Ian Stenhouse, Jacob Sweetman und Stephen Glennon (auf dem Foto von links nach rechts) trotten zu Platz 1, eine Mannschaft in blau-weiß gestreiften Trikots spielt dort gegen eine in schwarz-weißen: Union 06 gegen Blankenburg. „Bezirksliga III, top Match“, erklärt Sweetman und stellt sich dann vor den Fotoapparat von Stenhouse, der jetzt zur Videokamera wird. Ein kleiner Aufsager in die Kamera, in einem Take. Ziemlich professionell.
Fußball ist wie Schach, nur ohne Würfel
Bei den drei Dutzend Zuschauern löst das kein sonderliches Erstaunen aus, der Trainer von Blankenburg nickt ihnen zu. Man kennt sich. Seit zweieinhalb Jahren ziehen der Schotte Stenhouse, der Engländer Sweetman und der Ire Glennon über Berliner Amateurfußballplätze, um Stoff für das „No Dice Magazine“ zu sammeln, der „No. 1 for Berlin Football“, wie es im Untertitel heißt. Benannt ist es nach dem erfundenen Podolski-Zitat des Comedians Jan Böhmermann, dass Fußball wie Schach, nur ohne Würfel sei.
Und „No Dice“ ist allein deshalb schon die Nummer eins, weil es sonst niemanden gibt, der auf Englisch über Fußball in Berlin berichtet – von Hertha BSC bis zu den Grashoppers Tegel, die Freizeitligaspiele in der Einflugschneise des Flughafens austragen. „Die Klubs finden uns gut.

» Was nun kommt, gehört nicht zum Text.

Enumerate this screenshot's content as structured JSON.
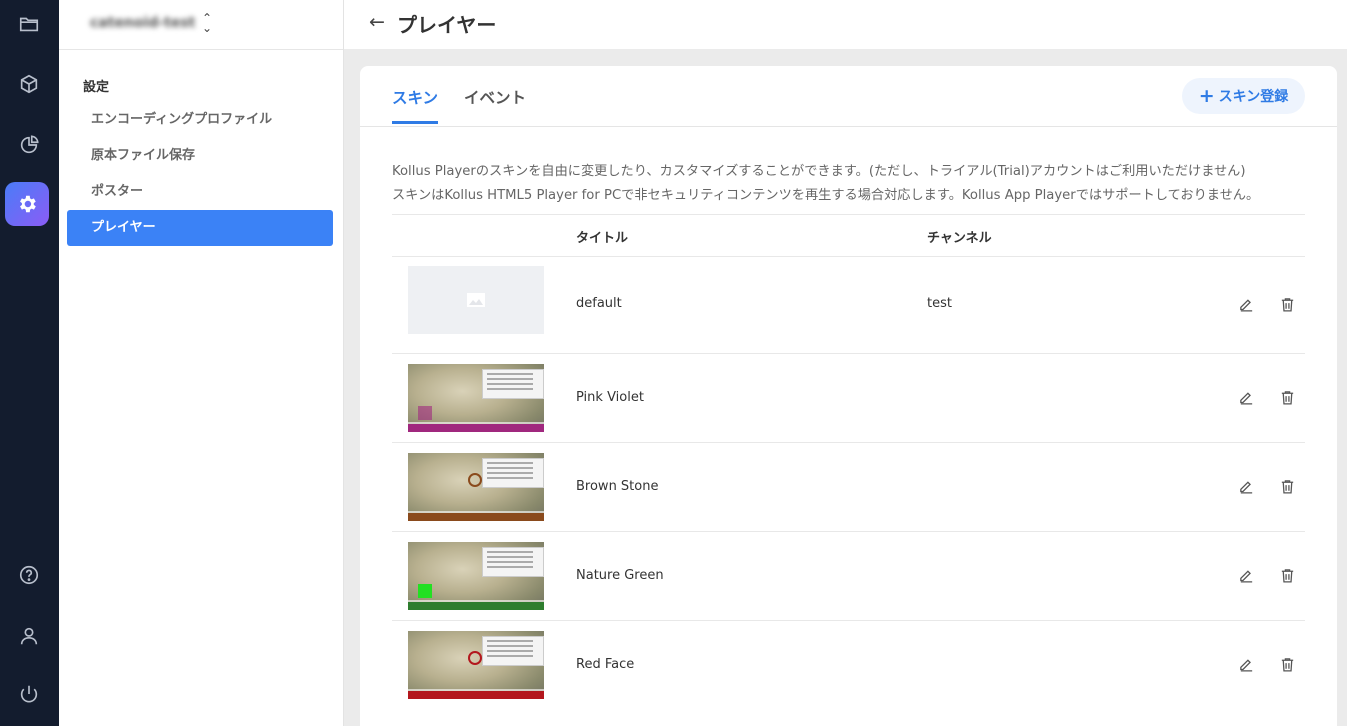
{
  "rail": {
    "items": [
      {
        "icon": "folder-icon"
      },
      {
        "icon": "cube-icon"
      },
      {
        "icon": "pie-chart-icon"
      },
      {
        "icon": "gear-icon"
      },
      {
        "icon": "help-icon"
      },
      {
        "icon": "user-icon"
      },
      {
        "icon": "power-icon"
      }
    ],
    "active_color": "#4a7cf7"
  },
  "sidebar": {
    "workspace": "catenoid-test",
    "section": "設定",
    "items": [
      {
        "label": "エンコーディングプロファイル"
      },
      {
        "label": "原本ファイル保存"
      },
      {
        "label": "ポスター"
      },
      {
        "label": "プレイヤー"
      }
    ]
  },
  "header": {
    "back_icon": "arrow-left-icon",
    "title": "プレイヤー"
  },
  "tabs": [
    {
      "label": "スキン"
    },
    {
      "label": "イベント"
    }
  ],
  "add_button": {
    "label": "スキン登録",
    "icon": "plus-icon"
  },
  "description": {
    "line1": "Kollus Playerのスキンを自由に変更したり、カスタマイズすることができます。(ただし、トライアル(Trial)アカウントはご利用いただけません)",
    "line2": "スキンはKollus HTML5 Player for PCで非セキュリティコンテンツを再生する場合対応します。Kollus App Playerではサポートしておりません。"
  },
  "table": {
    "headers": {
      "title": "タイトル",
      "channel": "チャンネル"
    },
    "rows": [
      {
        "title": "default",
        "channel": "test",
        "thumb": "placeholder",
        "accent": "#eef0f3"
      },
      {
        "title": "Pink Violet",
        "channel": "",
        "thumb": "video",
        "accent": "#a0287e"
      },
      {
        "title": "Brown Stone",
        "channel": "",
        "thumb": "video",
        "accent": "#8a4a1c"
      },
      {
        "title": "Nature Green",
        "channel": "",
        "thumb": "video",
        "accent": "#2e7d2e"
      },
      {
        "title": "Red Face",
        "channel": "",
        "thumb": "video",
        "accent": "#b3171d"
      }
    ]
  },
  "colors": {
    "primary": "#3b82f6",
    "tab_active": "#2f7be5",
    "rail_bg": "#131c2e"
  }
}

Sie können es nicht fassen, dass da jemand an einem kalten Dienstagabend bei einem Kreisligaspiel herumsteht, um sie zu fotografieren oder über sie zu schreiben“, sagt Stenhouse.
„No Dice“ kommt als Website daher, auf der es auch ausführliche Spielberichte als Videos gibt, und als Seite bei Facebook mit über 3000 Freunden selbst in Japan, den USA und Skandinavien. Außerdem erscheint ungefähr alle drei Monate ein gedrucktes Fanzine, hübsch gestaltet und mit vielen Fotos, durchgehend vierfarbig.
„Es geht um Themen, die ich in der Schule gehasst habe“
Das alles könnte man für doppelt bizarr halten, denn warum sollte man etwa was über den VfB Hermsdorf erfahren wollen, einen Sechstligisten aus dem Berliner Norden? Und das auch noch von einem Iren, der auf Englisch schreibt? Aber der fremde Blick auf einen Amateurklub ohne bemerkenswerte Vergangenheit, übertriebene Träume von der Zukunft, aber einen klaren Sinn für die Gegenwart, ist so reizvoll, dass man am liebsten gleich mal vorbeifahren würde.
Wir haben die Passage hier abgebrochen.